一般の環境論は「上から目線」的なものが多く、世界各国首脳や政府レベルで環境が語られるのだが、養老さんの目線は、なんと「虫の目線」なのだ!。具体的にはマイマイカブリ(笑)。虫の目線から人間が破壊しつつある地球環境を冷視し告発しているのである!。人間より遥か昔から存在していた生物学上の先輩(=虫)の目を通して、自然の一員として人間がどのように環境問題に取り組んでいけばいいのかを示唆・提案してくれている。

「マイマイカブリ」マイマイ=カタツムリ、カブリ=かぶりつく、、、エスカルゴ喰いの虫!
環境問題は当初から「自然環境 VS 人間社会」とされてきた。養老さんはココに疑問点を抱く。確かに人間の築き上げてきた文明が自然を破壊してきたのは明白ではあるが、文明は人間の脳という意識から産み出されたもの、、、その脳が『ああすれば、こうなる』という思考で、経済や政治の活動に大きな影響を与え、実際にそれを人間は信奉して価値を見いだして来た。現在の世界経済状況をみても、その人間の奢りに大きな問題があったのは明白であるが、、、ましてや自然をこの『ああすれば、こうなる』的な感覚で捉えてしまうと、大きな落とし穴に嵌ってしまう。自然ほど複雑で予測不能なものはないのである。要は自然をわかったつもりで正面から向き合うのではなく「わからないのが自然!」というスタンスでお付き合いして行かなければないのが「自然」なのである。

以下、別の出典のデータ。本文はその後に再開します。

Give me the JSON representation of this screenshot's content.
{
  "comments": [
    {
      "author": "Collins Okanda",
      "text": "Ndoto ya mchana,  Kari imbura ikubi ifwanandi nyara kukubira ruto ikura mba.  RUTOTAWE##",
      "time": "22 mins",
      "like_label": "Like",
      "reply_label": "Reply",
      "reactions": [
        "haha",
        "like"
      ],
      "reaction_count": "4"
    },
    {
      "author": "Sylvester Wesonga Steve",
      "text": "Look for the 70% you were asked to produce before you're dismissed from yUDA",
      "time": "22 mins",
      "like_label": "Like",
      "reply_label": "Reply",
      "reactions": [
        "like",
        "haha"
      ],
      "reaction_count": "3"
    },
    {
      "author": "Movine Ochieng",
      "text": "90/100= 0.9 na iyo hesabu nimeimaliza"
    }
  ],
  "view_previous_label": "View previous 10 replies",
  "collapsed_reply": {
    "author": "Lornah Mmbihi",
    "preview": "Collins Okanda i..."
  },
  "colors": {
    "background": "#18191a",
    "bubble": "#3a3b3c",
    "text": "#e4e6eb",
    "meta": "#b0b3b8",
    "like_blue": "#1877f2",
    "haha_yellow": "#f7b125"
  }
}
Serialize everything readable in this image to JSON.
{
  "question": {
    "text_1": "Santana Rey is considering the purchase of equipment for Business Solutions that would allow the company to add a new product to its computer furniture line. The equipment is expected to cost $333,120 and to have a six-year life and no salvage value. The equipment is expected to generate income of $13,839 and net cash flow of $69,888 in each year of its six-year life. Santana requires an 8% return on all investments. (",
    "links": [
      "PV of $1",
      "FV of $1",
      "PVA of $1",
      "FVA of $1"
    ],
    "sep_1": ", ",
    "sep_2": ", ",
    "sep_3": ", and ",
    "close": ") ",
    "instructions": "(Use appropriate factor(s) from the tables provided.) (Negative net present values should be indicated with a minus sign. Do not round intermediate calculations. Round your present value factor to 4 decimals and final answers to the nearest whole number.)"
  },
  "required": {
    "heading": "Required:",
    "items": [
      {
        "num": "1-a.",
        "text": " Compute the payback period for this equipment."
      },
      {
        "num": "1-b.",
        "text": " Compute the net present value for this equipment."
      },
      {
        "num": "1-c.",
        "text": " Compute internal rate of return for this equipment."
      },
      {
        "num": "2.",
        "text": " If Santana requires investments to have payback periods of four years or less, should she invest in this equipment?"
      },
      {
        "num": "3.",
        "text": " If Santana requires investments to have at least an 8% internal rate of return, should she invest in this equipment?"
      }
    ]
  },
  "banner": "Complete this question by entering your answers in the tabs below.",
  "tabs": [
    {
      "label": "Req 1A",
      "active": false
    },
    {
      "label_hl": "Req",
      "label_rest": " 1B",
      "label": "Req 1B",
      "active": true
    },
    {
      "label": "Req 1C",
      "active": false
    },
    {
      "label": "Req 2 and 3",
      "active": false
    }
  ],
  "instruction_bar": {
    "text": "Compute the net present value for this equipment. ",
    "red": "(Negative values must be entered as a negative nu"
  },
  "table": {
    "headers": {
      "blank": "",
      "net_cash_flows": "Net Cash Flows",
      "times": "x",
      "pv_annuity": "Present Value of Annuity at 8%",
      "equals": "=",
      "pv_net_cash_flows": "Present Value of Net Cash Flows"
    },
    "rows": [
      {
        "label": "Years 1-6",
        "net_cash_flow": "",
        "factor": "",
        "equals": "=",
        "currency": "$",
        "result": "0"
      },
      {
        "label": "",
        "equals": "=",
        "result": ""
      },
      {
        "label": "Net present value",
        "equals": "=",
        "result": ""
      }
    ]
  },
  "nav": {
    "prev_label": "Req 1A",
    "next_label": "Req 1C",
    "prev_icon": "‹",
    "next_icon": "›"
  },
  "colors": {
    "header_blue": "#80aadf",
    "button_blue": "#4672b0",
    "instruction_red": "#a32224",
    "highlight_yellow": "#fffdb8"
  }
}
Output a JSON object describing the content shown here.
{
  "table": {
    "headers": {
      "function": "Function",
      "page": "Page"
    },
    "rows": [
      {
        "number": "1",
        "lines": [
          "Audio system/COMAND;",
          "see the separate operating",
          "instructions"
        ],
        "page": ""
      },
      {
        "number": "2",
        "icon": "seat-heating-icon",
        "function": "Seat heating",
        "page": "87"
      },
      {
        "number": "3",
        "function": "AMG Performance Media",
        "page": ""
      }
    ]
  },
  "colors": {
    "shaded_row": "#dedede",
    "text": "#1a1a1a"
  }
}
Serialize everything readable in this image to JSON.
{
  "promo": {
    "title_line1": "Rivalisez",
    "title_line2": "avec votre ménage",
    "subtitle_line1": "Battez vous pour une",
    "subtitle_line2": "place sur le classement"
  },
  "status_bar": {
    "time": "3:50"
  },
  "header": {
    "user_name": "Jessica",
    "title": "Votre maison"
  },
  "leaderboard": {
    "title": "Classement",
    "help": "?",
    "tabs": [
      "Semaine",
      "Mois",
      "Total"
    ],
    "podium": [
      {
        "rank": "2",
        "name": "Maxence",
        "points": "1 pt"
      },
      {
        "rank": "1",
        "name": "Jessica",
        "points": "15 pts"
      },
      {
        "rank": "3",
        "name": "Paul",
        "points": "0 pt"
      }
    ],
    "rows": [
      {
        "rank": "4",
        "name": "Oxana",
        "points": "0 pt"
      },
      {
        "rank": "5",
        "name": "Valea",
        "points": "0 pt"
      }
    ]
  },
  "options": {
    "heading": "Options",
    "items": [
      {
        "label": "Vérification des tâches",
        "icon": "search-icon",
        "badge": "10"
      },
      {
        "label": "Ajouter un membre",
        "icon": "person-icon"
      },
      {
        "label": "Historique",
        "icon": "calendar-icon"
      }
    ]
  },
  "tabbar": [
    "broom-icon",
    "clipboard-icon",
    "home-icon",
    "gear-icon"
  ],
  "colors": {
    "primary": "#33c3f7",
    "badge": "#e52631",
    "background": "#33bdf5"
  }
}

ただ自然を放っておくだけでもいけない。その付き合い方だ!。自然は大きな地球システムであり、そのシステムに適度な「手入れ」をしていかなければいけないとも養老さんは説く。すべてを自然放置するのではなく、日本人が昔から山に手を入れ、里山を作ってきたように、知恵を駆使することも必要だというのである。日本の杉林でも間引くことで光と風を林に呼び込み、すくすくとまっすぐな杉が生長するのはみなさんもご存知だと思う。その狩られた杉の木がいわゆる「間伐材」であり、住宅を建設する際の木材にもなる。であるから原理主義的な「自然に手を出すな!」的思想はかえって危険思想で、適度な自然への「手入れ」は地球環境には有効だと、、、

前橋の実家にてくつろぐカリフと奥のベッドで寝るシャマル、、、無言の『やりとり』?
自然との対話には『やりとり』が不可欠である。『ああすれば、こうなる』的な感覚は、自然や生態系を創ることのできない人間が抱くと、環境を悪化させてしまうのは一目瞭然!。『やりとり』とはまさに自分の子供と向き合ったり、ワンコと一緒に生活したりすることで、時間をかけて徐々に身に付く感覚である。自然に学ぶという感覚、、、僕も愛犬シャマルやカリフとの共同生活の中で『やりとり』を毎日繰り返している。生命あるものに対して、あせって付き合ってもいい結果を産み出さない。根気・我慢そして日々の努力で、初めてうまく『やりとり』が成立し、お互いの生活環境がいいものになっていく実感があるのも確かだ。
地球環境の問題は、人間の生き方の問題でもある。政治問題、経済問題、戦争問題など比較にならないほど大きな難問なのである。自然の目線でじっくりとひとりひとりが自然を考えていくことで、自然を理解できることに繋がる。「焦らずゆっくりと田舎生活しよう」というひとりひとりへの啓蒙
こそが、養老さんの導き出した結論のひとつであるのもこれまた興味深いものである!(笑)。
『いちばん大事なこと』まずは自分の頭で考えてみろ!と養老さんからの強いメッセージをもらった1冊であった。
何が必要で何が必要でないかも案外難しいし、やってみないとわからないことばかりだし。
環境問題は動物や昆虫が一番わかってそう。